Let me explain. For starters, we talked about different ways success could be measured, whether it’s mowing your first laser, producing the perfect sward, getting your first promotion, obtaining a position at a high-end facility, or hosting a major championship or even the Ryder Cup.

Other ways success could be measured include being the highest paid, having the largest maintenance facility, obtaining professional certifications or achieving other forms of higher education (more superintendents are pursuing business degrees and I know a few who have their MBAs). Mentoring is another way to measure succes; having a positive impact on someone else’s life and career path is an overwhelmingly positive thing.

We also discussed success outside of turfgrass management, which could include owning your home. Maybe you obtain wealth and worldly possessions, such as that flat-screen TV you’ve been eyeing, or perhaps you just wish to travel and see other parts of the world. If you’ve been able to accomplish any of these things since beginning your career as a professional turfgrass manager, you’re a success.
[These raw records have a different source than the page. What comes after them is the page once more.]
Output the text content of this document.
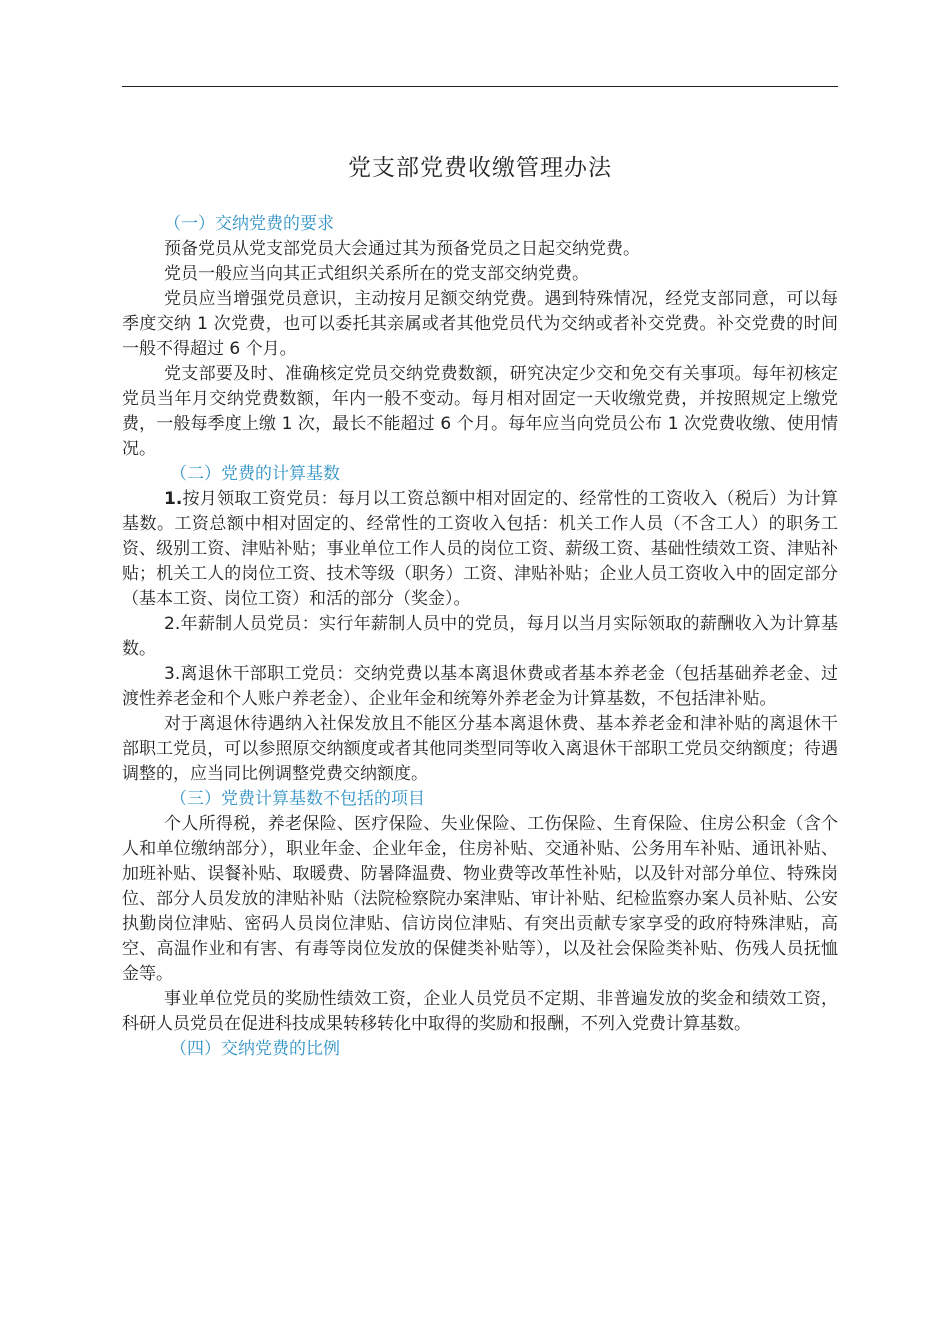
党支部党费收缴管理办法

（一）交纳党费的要求

预备党员从党支部党员大会通过其为预备党员之日起交纳党费。

党员一般应当向其正式组织关系所在的党支部交纳党费。

党员应当增强党员意识，主动按月足额交纳党费。遇到特殊情况，经党支部同意，可以每季度交纳 1 次党费，也可以委托其亲属或者其他党员代为交纳或者补交党费。补交党费的时间一般不得超过 6 个月。

党支部要及时、准确核定党员交纳党费数额，研究决定少交和免交有关事项。每年初核定党员当年月交纳党费数额，年内一般不变动。每月相对固定一天收缴党费，并按照规定上缴党费，一般每季度上缴 1 次，最长不能超过 6 个月。每年应当向党员公布 1 次党费收缴、使用情况。

（二）党费的计算基数

1.按月领取工资党员：每月以工资总额中相对固定的、经常性的工资收入（税后）为计算基数。工资总额中相对固定的、经常性的工资收入包括：机关工作人员（不含工人）的职务工资、级别工资、津贴补贴；事业单位工作人员的岗位工资、薪级工资、基础性绩效工资、津贴补贴；机关工人的岗位工资、技术等级（职务）工资、津贴补贴；企业人员工资收入中的固定部分（基本工资、岗位工资）和活的部分（奖金）。

2.年薪制人员党员：实行年薪制人员中的党员，每月以当月实际领取的薪酬收入为计算基数。

3.离退休干部职工党员：交纳党费以基本离退休费或者基本养老金（包括基础养老金、过渡性养老金和个人账户养老金）、企业年金和统筹外养老金为计算基数，不包括津补贴。

对于离退休待遇纳入社保发放且不能区分基本离退休费、基本养老金和津补贴的离退休干部职工党员，可以参照原交纳额度或者其他同类型同等收入离退休干部职工党员交纳额度；待遇调整的，应当同比例调整党费交纳额度。

（三）党费计算基数不包括的项目

个人所得税，养老保险、医疗保险、失业保险、工伤保险、生育保险、住房公积金（含个人和单位缴纳部分），职业年金、企业年金，住房补贴、交通补贴、公务用车补贴、通讯补贴、加班补贴、误餐补贴、取暖费、防暑降温费、物业费等改革性补贴，以及针对部分单位、特殊岗位、部分人员发放的津贴补贴（法院检察院办案津贴、审计补贴、纪检监察办案人员补贴、公安执勤岗位津贴、密码人员岗位津贴、信访岗位津贴、有突出贡献专家享受的政府特殊津贴，高空、高温作业和有害、有毒等岗位发放的保健类补贴等），以及社会保险类补贴、伤残人员抚恤金等。

事业单位党员的奖励性绩效工资，企业人员党员不定期、非普遍发放的奖金和绩效工资，科研人员党员在促进科技成果转移转化中取得的奖励和报酬，不列入党费计算基数。

（四）交纳党费的比例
Then we discussed the types of things within our realm that limit or hinder our ability to succeed. Rising player expectations continue to stress and strain our operations. We face budget limitations yet are asked to produce more with less. And don’t get me started on the current labor situation: We are all struggling to find quality help on both sides of the globe, and it isn’t going to get any easier. Automation is fast approaching (you can argue it’s already here). It appears to be a solution to the labor shortage, but at the same time, do you really believe managing robots is going to be easier than managing personnel?

Lee said it best when he said our profession should come with its own health warning. So, what can we do and what are some strategies for success? First and foremost, family comes first. Too many of us work so hard to obtain the dream position and then we dive in head first to make an impact. Before we know it, we’ve ignored those closest to us. Your family is forever, and it was heartbreaking to hear my pal stand before his peers and tell everyone his relationship with his two daughters is fractured because they believe he put his career aspirations ahead of them. I confessed that I’ve always told my wife she is the most important thing in my life, but my actions didn’t always match those words. I would ignore her calls when I was busy and call her back when I had a free moment. I didn’t realize the impact that action had on her psyche until she confided in me. Now I take the call no matter what I’m doing, and if it isn’t an emergency, I call her back, but at least she knows where she truly stands.

Take time for yourself along the way. Do at least one thing every day to make yourself happy. I like to call it a guilty pleasure. It can be anything, like talking with a friend or loved one, reading your favorite book, listening to your favorite podcast, playing golf or just simply watching TV in front of the wood stove with a tray on your lap and your best pal at your side.